NSA data collection is stated to have no goals, merely this “unsupervised learning” that is touted as being the best way to go about their business. From what’s been reported, they primarily rely on automated programs and algorithms pouring over data sets with no goal (or too general ones to be useful) in mind.
The NSA’s analytics provide a macro example of someone going to their boss and saying “I want to measure EVERYTHING said about us, our competitors, and our customers” and then not setting any goals from that point on. Not only does this waste a measurement budget but it robs the measurement organizer of the ability to set landmarks for success and alienates anyone looking at the measured data. To new team members, owners, bosses a lack of a measurement plan/goals is a scary useless thing and you’ll see them rebel against measurement & question whether it’s worth the time or budget.
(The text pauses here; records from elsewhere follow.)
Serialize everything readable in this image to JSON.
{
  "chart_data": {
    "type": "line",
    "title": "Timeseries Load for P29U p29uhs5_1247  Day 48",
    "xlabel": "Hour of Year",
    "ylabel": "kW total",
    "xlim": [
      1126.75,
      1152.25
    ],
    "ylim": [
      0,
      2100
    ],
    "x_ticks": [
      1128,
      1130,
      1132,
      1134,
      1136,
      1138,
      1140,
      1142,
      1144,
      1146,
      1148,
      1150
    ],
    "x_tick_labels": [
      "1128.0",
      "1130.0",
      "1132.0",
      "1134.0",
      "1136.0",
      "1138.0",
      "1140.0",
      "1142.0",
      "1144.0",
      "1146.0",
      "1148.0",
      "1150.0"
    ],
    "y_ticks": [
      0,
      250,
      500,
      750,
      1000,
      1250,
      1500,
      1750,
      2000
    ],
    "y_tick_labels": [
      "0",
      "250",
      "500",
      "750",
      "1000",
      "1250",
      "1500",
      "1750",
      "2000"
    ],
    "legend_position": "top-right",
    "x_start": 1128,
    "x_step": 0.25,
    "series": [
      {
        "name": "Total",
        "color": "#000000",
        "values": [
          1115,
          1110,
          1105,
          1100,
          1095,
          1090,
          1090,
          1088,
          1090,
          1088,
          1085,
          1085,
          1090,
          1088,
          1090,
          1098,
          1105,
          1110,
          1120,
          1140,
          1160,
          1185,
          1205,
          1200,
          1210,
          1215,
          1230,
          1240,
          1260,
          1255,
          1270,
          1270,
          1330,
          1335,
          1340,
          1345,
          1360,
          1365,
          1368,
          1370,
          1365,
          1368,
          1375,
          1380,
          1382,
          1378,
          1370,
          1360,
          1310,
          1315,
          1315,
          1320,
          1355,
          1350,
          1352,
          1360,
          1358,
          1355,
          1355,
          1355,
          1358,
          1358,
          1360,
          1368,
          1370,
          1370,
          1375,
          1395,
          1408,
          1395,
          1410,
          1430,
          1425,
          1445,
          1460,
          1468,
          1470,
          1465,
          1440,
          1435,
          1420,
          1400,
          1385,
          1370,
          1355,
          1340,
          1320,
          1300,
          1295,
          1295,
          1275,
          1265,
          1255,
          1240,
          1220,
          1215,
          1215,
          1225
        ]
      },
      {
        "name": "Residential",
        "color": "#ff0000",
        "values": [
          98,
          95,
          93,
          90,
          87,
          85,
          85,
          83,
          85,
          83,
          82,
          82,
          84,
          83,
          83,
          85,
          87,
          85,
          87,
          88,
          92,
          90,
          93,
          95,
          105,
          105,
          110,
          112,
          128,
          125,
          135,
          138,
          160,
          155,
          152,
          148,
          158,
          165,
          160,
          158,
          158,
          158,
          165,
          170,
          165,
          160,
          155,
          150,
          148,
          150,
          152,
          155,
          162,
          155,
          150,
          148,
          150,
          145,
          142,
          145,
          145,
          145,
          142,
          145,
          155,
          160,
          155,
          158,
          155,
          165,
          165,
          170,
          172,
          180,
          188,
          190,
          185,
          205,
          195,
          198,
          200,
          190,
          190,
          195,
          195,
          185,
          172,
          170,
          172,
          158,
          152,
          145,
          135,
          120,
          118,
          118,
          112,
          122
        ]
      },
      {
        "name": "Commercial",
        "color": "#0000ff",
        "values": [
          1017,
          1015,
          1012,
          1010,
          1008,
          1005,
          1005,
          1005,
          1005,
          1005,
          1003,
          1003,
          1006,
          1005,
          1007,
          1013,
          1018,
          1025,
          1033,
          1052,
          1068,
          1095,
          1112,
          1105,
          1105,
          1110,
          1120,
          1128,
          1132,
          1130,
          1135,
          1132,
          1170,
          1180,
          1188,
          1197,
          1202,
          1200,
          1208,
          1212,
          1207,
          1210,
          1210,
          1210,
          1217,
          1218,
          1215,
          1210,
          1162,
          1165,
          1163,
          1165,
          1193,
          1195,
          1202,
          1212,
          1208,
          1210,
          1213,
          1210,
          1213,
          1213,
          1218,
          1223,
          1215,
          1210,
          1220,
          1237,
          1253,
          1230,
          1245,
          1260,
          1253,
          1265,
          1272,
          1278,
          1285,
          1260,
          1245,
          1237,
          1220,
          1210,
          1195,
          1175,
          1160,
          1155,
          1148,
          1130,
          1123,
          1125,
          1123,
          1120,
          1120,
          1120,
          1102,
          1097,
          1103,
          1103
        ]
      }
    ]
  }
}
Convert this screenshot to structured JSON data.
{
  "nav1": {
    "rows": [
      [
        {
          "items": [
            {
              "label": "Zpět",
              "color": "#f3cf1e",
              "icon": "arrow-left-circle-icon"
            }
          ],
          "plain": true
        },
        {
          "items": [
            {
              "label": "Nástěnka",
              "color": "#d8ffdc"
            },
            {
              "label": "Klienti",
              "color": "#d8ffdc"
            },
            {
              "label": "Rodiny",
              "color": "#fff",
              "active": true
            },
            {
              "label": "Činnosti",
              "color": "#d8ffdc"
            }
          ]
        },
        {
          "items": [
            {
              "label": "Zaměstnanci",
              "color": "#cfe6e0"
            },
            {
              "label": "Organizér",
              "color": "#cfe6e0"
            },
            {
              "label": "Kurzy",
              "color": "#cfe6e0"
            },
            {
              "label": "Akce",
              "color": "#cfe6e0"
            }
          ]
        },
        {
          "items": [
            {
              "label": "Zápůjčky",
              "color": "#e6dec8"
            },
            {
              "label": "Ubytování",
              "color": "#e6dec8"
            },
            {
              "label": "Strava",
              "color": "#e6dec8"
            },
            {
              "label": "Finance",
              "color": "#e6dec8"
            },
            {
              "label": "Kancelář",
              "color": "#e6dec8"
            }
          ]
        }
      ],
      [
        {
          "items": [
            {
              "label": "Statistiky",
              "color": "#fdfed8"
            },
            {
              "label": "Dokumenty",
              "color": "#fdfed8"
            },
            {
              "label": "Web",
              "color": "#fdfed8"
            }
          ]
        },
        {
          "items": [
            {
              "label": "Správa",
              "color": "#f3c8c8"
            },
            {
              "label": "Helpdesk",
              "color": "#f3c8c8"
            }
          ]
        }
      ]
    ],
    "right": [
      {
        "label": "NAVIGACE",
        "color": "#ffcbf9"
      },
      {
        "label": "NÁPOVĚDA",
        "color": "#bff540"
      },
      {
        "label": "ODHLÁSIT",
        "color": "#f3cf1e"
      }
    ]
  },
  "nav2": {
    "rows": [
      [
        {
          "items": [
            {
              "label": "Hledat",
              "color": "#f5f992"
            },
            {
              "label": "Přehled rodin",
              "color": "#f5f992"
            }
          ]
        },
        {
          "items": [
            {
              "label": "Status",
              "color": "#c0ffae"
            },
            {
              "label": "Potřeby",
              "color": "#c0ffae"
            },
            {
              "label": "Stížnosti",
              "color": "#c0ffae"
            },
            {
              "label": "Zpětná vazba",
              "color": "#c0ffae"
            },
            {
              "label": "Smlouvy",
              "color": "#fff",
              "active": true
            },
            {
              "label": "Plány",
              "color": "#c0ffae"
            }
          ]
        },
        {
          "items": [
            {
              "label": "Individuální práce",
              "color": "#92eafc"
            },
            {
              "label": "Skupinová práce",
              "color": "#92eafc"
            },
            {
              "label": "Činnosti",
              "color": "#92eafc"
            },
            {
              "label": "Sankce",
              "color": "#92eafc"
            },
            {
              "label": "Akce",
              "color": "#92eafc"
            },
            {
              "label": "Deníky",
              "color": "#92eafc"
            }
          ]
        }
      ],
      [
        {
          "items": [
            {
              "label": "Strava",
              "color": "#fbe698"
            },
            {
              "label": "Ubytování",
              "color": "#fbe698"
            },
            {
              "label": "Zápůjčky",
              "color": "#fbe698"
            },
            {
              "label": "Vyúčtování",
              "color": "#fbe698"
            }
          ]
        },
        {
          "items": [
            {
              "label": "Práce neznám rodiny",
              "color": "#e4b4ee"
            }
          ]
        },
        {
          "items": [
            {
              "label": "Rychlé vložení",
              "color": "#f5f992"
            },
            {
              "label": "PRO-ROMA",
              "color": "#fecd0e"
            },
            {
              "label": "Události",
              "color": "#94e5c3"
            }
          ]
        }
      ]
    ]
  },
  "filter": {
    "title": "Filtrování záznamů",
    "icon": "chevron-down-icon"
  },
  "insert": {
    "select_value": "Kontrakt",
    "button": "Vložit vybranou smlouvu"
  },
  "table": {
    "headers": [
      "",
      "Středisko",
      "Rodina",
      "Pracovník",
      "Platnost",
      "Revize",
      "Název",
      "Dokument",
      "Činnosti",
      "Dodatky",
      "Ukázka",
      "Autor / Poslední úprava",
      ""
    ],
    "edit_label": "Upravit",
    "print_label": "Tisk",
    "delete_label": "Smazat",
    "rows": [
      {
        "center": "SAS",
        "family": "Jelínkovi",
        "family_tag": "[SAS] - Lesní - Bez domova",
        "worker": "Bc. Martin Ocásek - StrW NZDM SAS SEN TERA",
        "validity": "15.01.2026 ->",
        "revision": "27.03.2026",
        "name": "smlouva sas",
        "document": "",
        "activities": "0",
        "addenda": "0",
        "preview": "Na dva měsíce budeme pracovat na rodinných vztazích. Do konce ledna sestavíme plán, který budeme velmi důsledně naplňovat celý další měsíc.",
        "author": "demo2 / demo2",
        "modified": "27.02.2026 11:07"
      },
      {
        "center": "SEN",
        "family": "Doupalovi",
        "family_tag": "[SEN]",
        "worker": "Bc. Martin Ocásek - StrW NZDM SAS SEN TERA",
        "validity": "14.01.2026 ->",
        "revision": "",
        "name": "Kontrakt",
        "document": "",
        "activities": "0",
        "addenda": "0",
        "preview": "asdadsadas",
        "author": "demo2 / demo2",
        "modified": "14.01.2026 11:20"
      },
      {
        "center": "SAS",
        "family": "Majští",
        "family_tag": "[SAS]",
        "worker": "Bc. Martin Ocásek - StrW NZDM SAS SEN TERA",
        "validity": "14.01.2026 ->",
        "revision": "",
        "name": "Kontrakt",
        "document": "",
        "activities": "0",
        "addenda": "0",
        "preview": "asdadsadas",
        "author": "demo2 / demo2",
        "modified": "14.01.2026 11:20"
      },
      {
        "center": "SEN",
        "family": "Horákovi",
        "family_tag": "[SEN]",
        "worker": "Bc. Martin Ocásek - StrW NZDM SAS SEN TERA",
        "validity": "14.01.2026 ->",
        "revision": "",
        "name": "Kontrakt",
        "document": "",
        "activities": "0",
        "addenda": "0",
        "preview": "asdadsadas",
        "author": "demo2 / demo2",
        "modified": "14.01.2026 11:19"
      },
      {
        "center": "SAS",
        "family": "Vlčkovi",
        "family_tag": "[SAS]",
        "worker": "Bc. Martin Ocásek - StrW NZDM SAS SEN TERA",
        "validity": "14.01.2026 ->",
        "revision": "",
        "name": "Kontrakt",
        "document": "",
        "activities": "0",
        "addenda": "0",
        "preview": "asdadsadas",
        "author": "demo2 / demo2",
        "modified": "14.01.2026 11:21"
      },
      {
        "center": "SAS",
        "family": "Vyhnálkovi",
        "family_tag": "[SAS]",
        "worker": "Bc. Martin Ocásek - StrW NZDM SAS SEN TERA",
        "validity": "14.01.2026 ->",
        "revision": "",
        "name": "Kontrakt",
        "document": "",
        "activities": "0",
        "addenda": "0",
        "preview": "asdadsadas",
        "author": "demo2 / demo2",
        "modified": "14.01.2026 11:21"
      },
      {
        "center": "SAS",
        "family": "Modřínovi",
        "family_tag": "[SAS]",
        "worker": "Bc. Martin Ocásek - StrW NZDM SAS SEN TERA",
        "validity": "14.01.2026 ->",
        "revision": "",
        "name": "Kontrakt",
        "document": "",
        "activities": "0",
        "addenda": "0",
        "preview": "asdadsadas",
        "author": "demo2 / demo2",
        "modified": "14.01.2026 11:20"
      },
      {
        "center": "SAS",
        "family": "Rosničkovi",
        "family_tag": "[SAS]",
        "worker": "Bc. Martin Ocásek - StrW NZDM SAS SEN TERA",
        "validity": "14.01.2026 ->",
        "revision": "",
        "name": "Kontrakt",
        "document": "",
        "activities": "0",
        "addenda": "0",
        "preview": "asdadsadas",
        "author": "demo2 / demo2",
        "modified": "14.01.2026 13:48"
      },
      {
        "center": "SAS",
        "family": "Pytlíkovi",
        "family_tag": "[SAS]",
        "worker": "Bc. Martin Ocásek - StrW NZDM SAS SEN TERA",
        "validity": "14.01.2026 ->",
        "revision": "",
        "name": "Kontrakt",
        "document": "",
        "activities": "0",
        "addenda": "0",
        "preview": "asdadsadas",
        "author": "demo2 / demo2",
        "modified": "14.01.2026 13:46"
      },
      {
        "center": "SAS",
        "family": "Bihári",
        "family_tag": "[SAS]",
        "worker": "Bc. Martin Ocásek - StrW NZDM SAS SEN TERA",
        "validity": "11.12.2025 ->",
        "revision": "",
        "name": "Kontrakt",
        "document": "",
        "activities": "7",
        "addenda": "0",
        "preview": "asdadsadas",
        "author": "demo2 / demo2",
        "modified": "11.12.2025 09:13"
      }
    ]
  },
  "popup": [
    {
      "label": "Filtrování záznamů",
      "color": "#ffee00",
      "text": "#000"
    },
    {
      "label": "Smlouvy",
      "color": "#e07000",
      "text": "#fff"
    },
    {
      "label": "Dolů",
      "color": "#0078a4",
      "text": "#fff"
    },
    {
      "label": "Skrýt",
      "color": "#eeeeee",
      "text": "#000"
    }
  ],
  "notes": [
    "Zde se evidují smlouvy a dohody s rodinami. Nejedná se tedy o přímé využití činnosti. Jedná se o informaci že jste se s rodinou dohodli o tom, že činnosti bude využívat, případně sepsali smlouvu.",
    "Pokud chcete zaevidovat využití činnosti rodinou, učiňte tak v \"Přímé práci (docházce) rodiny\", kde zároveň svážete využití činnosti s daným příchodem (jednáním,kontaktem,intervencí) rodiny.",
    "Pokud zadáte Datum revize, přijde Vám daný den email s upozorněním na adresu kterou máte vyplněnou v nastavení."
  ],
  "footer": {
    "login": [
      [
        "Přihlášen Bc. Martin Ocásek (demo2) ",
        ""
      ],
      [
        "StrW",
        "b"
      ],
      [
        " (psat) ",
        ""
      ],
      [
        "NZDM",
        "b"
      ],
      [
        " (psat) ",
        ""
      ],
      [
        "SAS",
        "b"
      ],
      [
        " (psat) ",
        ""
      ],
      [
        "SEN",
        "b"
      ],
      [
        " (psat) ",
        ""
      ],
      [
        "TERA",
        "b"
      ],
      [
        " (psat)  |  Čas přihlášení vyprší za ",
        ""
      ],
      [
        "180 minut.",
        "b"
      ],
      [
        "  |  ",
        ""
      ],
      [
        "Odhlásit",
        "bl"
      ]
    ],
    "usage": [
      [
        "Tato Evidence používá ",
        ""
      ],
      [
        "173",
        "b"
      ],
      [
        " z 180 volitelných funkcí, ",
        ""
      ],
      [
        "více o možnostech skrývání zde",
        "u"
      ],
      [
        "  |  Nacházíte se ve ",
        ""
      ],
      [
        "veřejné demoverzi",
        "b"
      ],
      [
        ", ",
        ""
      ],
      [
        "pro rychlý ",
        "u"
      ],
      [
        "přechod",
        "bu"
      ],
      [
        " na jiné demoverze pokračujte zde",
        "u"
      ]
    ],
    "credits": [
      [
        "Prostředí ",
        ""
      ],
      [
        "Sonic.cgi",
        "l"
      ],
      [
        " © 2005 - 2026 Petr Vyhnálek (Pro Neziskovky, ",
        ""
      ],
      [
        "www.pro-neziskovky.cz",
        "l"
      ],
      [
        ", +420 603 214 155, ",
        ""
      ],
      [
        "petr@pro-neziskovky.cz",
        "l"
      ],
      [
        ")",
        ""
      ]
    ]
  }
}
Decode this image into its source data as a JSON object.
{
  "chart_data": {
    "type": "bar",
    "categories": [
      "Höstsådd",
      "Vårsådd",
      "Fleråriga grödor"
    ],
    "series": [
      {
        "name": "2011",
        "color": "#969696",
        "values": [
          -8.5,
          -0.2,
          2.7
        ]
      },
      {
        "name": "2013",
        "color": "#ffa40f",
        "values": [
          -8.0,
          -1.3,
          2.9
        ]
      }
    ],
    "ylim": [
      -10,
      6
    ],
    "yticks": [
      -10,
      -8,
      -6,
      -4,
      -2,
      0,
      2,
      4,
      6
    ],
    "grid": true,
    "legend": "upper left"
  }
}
Keeping your goals within sight of our data is also why it’s useful to have a visible human to check, sample, interpret data as well as modify data collection and analysis methods. Human analysts keep a real-time watch on whether data is meeting your goals and help you develop new goals as new crises arise.
The intelligence business may turn to “unsupervised learning,” but in doing so, they prove that lacking goals makes for data of questionable use both inside and outside of an agency. Setting measurement goals helps prove the worth of your campaign and ensures to parties inside of your company and out, why the data you’re looking at is useful.